Jean-Noël Frydman is not done fighting to regain control of France.com, a domain name he registered in 1994.
Frydman lost control of the domain name in 2018 after the French government presented a Paris Court of Appeal decision to Web.com, and Web.com transferred the domain to France.
The French Republic claimed the exclusive right to use the term “France” for commercial purposes, claiming that under French law the name “France” cannot be appropriated or used for commercial purposes by a private company because it violates the exclusive right of the French Republic to its name and undermines its sovereignty.
Frydman sued, but successive U.S. courts dealt blows to his quest to reclaim the estate.
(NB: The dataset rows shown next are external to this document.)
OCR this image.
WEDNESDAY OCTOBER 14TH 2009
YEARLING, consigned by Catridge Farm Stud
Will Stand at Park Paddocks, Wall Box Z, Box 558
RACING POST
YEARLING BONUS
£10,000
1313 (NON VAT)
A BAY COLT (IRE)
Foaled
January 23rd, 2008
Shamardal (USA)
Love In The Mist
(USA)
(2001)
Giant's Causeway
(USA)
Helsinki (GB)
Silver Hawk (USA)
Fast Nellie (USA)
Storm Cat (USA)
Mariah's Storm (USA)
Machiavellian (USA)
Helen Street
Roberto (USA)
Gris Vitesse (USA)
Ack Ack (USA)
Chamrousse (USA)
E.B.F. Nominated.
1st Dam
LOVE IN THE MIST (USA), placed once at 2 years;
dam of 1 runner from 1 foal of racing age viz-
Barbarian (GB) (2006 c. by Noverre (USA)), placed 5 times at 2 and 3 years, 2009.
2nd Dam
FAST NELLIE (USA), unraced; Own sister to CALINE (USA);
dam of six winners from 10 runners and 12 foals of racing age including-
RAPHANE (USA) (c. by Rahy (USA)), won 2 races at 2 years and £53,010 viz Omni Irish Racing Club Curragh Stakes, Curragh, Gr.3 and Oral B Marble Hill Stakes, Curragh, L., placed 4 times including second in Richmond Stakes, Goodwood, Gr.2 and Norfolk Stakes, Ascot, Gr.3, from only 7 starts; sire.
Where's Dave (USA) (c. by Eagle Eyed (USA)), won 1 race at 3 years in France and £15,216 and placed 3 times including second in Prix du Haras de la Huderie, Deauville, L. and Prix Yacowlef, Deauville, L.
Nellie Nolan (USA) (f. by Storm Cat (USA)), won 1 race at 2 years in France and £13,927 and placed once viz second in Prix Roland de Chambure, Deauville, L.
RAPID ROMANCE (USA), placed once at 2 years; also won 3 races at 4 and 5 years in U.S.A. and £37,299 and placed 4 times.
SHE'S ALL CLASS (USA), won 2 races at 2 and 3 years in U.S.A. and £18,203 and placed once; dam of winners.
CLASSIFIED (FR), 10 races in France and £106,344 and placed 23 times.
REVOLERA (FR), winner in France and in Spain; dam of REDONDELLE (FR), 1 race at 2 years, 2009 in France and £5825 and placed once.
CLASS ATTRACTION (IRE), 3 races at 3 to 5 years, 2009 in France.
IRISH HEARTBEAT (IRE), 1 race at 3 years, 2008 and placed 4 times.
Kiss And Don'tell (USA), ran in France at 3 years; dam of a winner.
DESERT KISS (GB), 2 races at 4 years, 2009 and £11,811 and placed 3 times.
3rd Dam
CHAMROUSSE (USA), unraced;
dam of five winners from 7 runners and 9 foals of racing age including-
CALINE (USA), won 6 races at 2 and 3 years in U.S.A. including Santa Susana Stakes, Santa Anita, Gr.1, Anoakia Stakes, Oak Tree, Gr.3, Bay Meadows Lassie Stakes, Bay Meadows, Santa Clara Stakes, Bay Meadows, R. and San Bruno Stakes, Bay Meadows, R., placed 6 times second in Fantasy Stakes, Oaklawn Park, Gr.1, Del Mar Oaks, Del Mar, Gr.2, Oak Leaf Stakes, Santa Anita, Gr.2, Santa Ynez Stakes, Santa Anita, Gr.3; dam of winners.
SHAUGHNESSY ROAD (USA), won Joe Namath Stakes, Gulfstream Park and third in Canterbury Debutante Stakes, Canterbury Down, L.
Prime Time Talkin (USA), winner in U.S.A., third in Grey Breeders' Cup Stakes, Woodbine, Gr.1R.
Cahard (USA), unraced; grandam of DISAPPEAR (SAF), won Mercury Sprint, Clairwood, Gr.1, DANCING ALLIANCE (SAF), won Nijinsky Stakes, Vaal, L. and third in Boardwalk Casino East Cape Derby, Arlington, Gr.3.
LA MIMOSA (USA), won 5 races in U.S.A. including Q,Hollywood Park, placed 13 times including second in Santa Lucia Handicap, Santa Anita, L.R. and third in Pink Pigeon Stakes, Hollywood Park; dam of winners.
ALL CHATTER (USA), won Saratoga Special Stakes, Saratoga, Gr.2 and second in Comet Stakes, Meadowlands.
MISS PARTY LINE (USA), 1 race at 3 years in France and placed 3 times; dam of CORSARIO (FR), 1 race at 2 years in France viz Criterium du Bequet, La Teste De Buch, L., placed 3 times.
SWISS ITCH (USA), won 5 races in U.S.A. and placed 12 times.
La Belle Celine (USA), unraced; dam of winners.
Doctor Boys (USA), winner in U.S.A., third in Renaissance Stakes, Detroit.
In a recent decision by the United States Court of Appeals, the Court recognized that the French government enjoyed sovereign immunity under the Foreign Sovereign Immunities Act.
Now Frydman has asked the appeals court to bench rehearing. A bench the rehearing in the Court of Appeal takes place when the full court considers the case (rather than the three-judge panel) because the decision conflicts with other decisions of that court or a decision of the Supreme Court . [Update: the court rejected the request for rehearing.]
The new file (pdf) states:
The Panel’s opinion conflicts with supervisory authority and authoritative decisions in other circuits and raises questions of exceptional importance regarding (1) the ability of U.S. citizens to enforce trademark rights against foreign sovereigns in the United States, (2) the supremacy of U.S. law, (3) the role of U.S. courts in protecting U.S.-based property and property rights, and (4) the enforceability of United States intellectual property rights.